VAN Critique November/February 2015: ‘Softening the Stone’, Chris Campbell- Palmer at Platform Arts


Small Platform

Installation view of ‘Softening the Stone,’ image courtesy of Platform Arts

Chris Campbell-Palmer
‘Softening the Stone’
Platform Arts, Belfast
4 September – 24 October

‘SOFTENING the Stone’, a solo exhibition of work by London-based Chris Campbell-Palmer (b. Belfast, 1990), marks an exciting time in the career of the artist and in the evolution of Platform Arts as an exhibition space.

Founded in 2009 as a studio group for contemporary practitioners, Platform’s ambitious approach to the development of their exhibition programme is highly impressive, as is this presentation of new work by Campbell-Palmer. The exhibition marks the launch of Platform’s reconfigured gallery layout, which has seen the venue transformed from an expansive 3000-square-foot gallery into two distinct, and arguably more manageable, exhibition spaces. Despite the reduction in size of Platform’s main exhibition space, it by no means feels like a compromise in terms of scale, and the gallery remains capacious and industrial – an ideal setting for Campbell-Palmer’s sculptural and relief works.

Upon entering the gallery through a new, dedicated reception area, Campbell-Palmer’s uncanny sculptural works immediately promote visual pleasure and intrigue with their sugary-sweet yet muted colour palette of pastel pinks, oranges, blues and purples. The artist has been successful in his masterful manipulation of recognisable forms – including flowers, a cupboard, and a hand-propelled wheel cart – as their scale and colour play with their familiarity and confuse our relationship with them. Other objects within the space are less recognisable, and we struggle to determine their manipulated forms, searching for something familiar. Not only are we often left wondering what specific objects are supposed to be, but the materials from which they have been created are also somewhat alien. Campbell-Palmer utilises a plethora of materials including Plastidip, Flintex and Herculite to produce these obtuse stylisations.

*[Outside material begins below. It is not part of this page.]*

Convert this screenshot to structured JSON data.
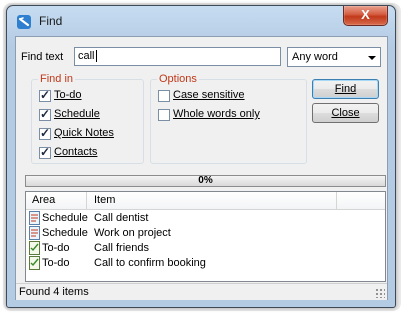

In the accompanying exhibition text, Campbell-Palmer references the “Disneyfication of archaeology”, through which small reminiscences develop into extravagant fictions in the generation of artificial sceneries. This reference to Disney is an important one, as the sculptural works on display have similarities with the props that furnish Disney’s theme parks – physical recreations of those originally found in animated worlds. Shape and form are familiar yet exaggerated, colours aren’t quite true to life, and the softening of hard edges gives everything a cartoon-like aesthetic. In fact, what immediately came to mind upon navigating the space was the opening marketplace scene from Disney’s Beauty and the Beast (1991) as if filtered through a highly imaginative contemporary-art practice.

Throughout the gallery, large stone-like bottles are placed on textured rubber mats, their cork tops ineffective at capping the liquid within, as fluorescent ooze leaks down their sides. To the rear of the space, oversized, seemingly-malleable nails have been hammered clumsily into the wall, some lying misshapen on the gallery floor. This evokes a strange fusion of Claes Oldenburg’s sculptures and Natascha Sadr Haghighian’s I Can’t Work Like This (2007), wherein the scale of domestic objects is exaggerated (Oldenburg) and common tools of installation are heightened to become the art object itself (Sadr Haghighian).

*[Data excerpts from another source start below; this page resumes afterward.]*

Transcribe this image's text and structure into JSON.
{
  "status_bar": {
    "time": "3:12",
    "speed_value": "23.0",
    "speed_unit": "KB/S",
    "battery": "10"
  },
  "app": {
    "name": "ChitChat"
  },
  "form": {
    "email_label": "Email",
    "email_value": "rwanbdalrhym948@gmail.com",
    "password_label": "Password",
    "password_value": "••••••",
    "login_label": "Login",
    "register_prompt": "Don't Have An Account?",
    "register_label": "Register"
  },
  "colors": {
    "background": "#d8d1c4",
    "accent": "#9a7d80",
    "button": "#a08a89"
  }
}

The exhibition’s single video work is also of note, projected floor-to-ceiling against an entire wall of the gallery. Aesthetically distinct from the other works presented, this subtle and captivating piece repeatedly attracts our attention, its presence continuously felt but not dominating the space. Without this video work, the exhibition would not feel lacking, but its inclusion demonstrates Campbell-Palmer’s acute understanding of the potential to display seemingly very different works alongside each other, building a multi-layered and immersive environment rather than one of discord.

At its core, Campbell-Palmer’s work is about experimentation – working with new materials and concepts in a way that is both playful and rewarding. He utilises liquid processes to produce set forms (often not knowing what the result will be), and the same could be said of Platform Arts as an organisation. Its fluid approach to its studios and gallery spaces since its inception has been a similarly successful experimentation: trying things out, pushing boundaries, seeing what works and what doesn’t. The maturation of Platform Arts has been a pleasure to witness over the past few years in particular, and its refreshing programme of exhibitions has set it apart from many galleries and artist-run venues in Belfast.

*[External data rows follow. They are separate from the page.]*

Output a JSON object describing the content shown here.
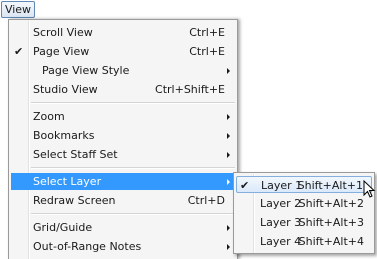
{
  "menubar": {
    "view_label": "View"
  },
  "view_menu": {
    "items": [
      {
        "label": "Scroll View",
        "shortcut": "Ctrl+E",
        "checked": false,
        "submenu": false
      },
      {
        "label": "Page View",
        "shortcut": "Ctrl+E",
        "checked": true,
        "submenu": false
      },
      {
        "label": "Page View Style",
        "shortcut": "",
        "checked": false,
        "submenu": true
      },
      {
        "label": "Studio View",
        "shortcut": "Ctrl+Shift+E",
        "checked": false,
        "submenu": false
      },
      {
        "label": "Zoom",
        "shortcut": "",
        "checked": false,
        "submenu": true
      },
      {
        "label": "Bookmarks",
        "shortcut": "",
        "checked": false,
        "submenu": true
      },
      {
        "label": "Select Staff Set",
        "shortcut": "",
        "checked": false,
        "submenu": true
      },
      {
        "label": "Select Layer",
        "shortcut": "",
        "checked": false,
        "submenu": true,
        "highlighted": true
      },
      {
        "label": "Redraw Screen",
        "shortcut": "Ctrl+D",
        "checked": false,
        "submenu": false
      },
      {
        "label": "Grid/Guide",
        "shortcut": "",
        "checked": false,
        "submenu": true
      },
      {
        "label": "Out-of-Range Notes",
        "shortcut": "",
        "checked": false,
        "submenu": true
      }
    ],
    "check_glyph": "✔"
  },
  "layer_submenu": {
    "items": [
      {
        "label": "Layer 1",
        "shortcut": "Shift+Alt+1",
        "checked": true,
        "hovered": true
      },
      {
        "label": "Layer 2",
        "shortcut": "Shift+Alt+2",
        "checked": false
      },
      {
        "label": "Layer 3",
        "shortcut": "Shift+Alt+3",
        "checked": false
      },
      {
        "label": "Layer 4",
        "shortcut": "Shift+Alt+4",
        "checked": false
      }
    ]
  },
  "colors": {
    "highlight": "#3399ff",
    "menu_bg": "#f5f5f5",
    "hover_border": "#84aedb"
  }
}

‘Softening the Stone’ is one of those rare moments when artist and venue achieve a moment of perfect balance, poised at equally exciting times in their development. The debut of this new exhibition space is a significant new chapter in the growth of Platform Arts (simultaneously looking forward with ambition and building on past successes), with Campbell-Palmer’s meticulous presentation of work setting a very high standard.

Ben Crothers is a curator and writer based in Belfast.